Professor Mayhew’s vivid, lucid take on religion and ridicule:
The non-religious are used to having our lack of religion dismissed, ridiculed, rebutted. Many of us grew up in religious communities, and are accustomed to displays of religiosity. We rarely take offense at the expression of religious opinions, except to the extent that they are offensive for other reasons. Only the attempt to make religious ritual a part of state functions is directly odious. I am personally offended by anyone saying that “religious murders are wrong, but…”. I fly into a rage when I hear that. Of course, nobody notices this because I am only at home in front of my computer. Of course, my rage does not mean that I have a right to commit physical violence against people expressing that opinion. By their own logic, though, they should expect me, and others like me, to be violent. After all, they have offended me! Why wouldn’t they expect a punch in the nose? The Pope made the analogy just yesterday, that if someone cursed his mother in the Argentine fashion, he would punch them. …

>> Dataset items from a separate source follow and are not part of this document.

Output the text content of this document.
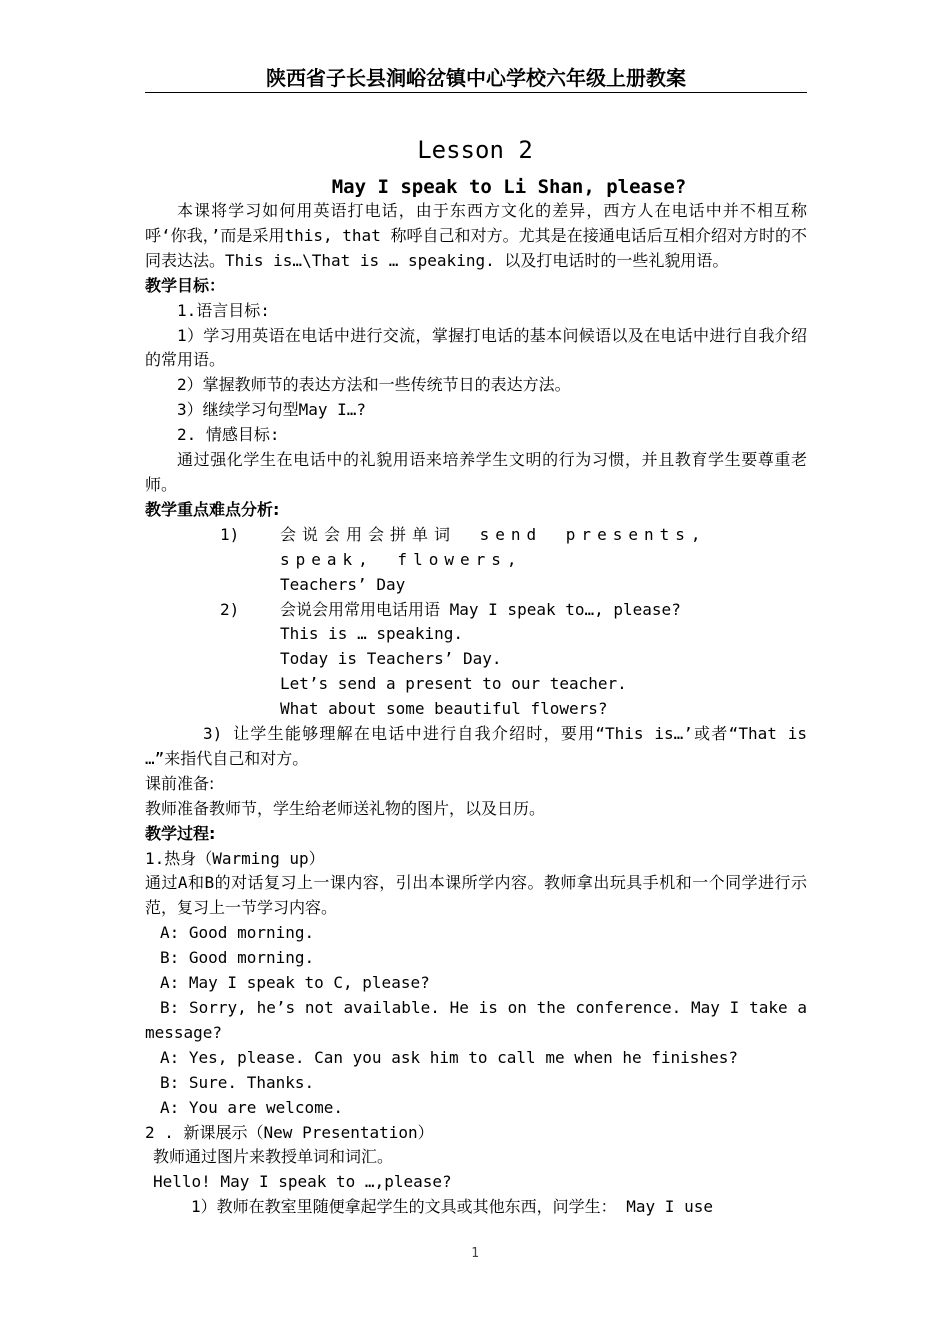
陕西省子长县涧峪岔镇中心学校六年级上册教案
Lesson 2
May I speak to Li Shan, please?

本课将学习如何用英语打电话，由于东西方文化的差异，西方人在电话中并不相互称呼‘你我，’而是采用this, that 称呼自己和对方。尤其是在接通电话后互相介绍对方时的不同表达法。This is…\That is … speaking. 以及打电话时的一些礼貌用语。

教学目标：

1.语言目标:

1）学习用英语在电话中进行交流，掌握打电话的基本问候语以及在电话中进行自我介绍的常用语。

2）掌握教师节的表达方法和一些传统节日的表达方法。

3）继续学习句型May I…?

2. 情感目标:

通过强化学生在电话中的礼貌用语来培养学生文明的行为习惯，并且教育学生要尊重老师。

教学重点难点分析:

1)	会说会用会拼单词 send presents, speak, flowers,

Teachers’ Day

2)	会说会用常用电话用语 May I speak to…, please?

This is … speaking.

Today is Teachers’ Day.

Let’s send a present to our teacher.

What about some beautiful flowers?

3) 让学生能够理解在电话中进行自我介绍时，要用“This is…’或者“That is …”来指代自己和对方。

课前准备:

教师准备教师节，学生给老师送礼物的图片，以及日历。

教学过程:

1.热身（Warming up）

通过A和B的对话复习上一课内容，引出本课所学内容。教师拿出玩具手机和一个同学进行示范，复习上一节学习内容。

A: Good morning.

B: Good morning.

A: May I speak to C, please?

B: Sorry, he’s not available. He is on the conference. May I take a message?

A: Yes, please. Can you ask him to call me when he finishes?

B: Sure. Thanks.

A: You are welcome.

2 . 新课展示（New Presentation）

教师通过图片来教授单词和词汇。

Hello! May I speak to …,please?

1）教师在教室里随便拿起学生的文具或其他东西，问学生： May I use

1
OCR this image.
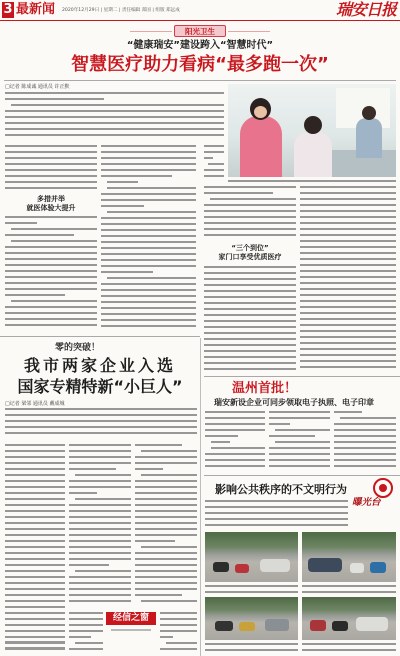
3 最新闻 2020年12月29日 | 星期二 | 责任编辑 郑国 | 组版 郑远成	瑞安日报
阳光卫生
“健康瑞安”建设跨入“智慧时代”
智慧医疗助力看病“最多跑一次”
□记者 陈成诚 通讯员 许正默
多措并举
就医体验大提升
“三个到位”
家门口享受优质医疗
零的突破！
我市两家企业入选
国家专精特新“小巨人”
□记者 梁邻 通讯员 戴成城
经信之窗
温州首批！
瑞安新设企业可同步领取电子执照、电子印章
影响公共秩序的不文明行为
曝光台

You insult my lack of religion, you don’t insult me at all, because that is not a part of me. You can burn effigies of Bertrand Russell or Darwin all day long, I don’t care. You might as well insult my love of cilantro or my lack of affection for cats.
Nobody cares about offending a secular humanist, and perhaps they are right not to care, because we are slow to offend and slow to violence.
… The claim to offense is a powerful tool that non-religious people don’t use a whole lot. By claiming this power you automatically gain a mother who can be cursed at obscenely, and hence the right to punch people in the face. The non-religious are orphans. You can say “chinga tu madre” all day and our answer is that we have no mother to be fucked.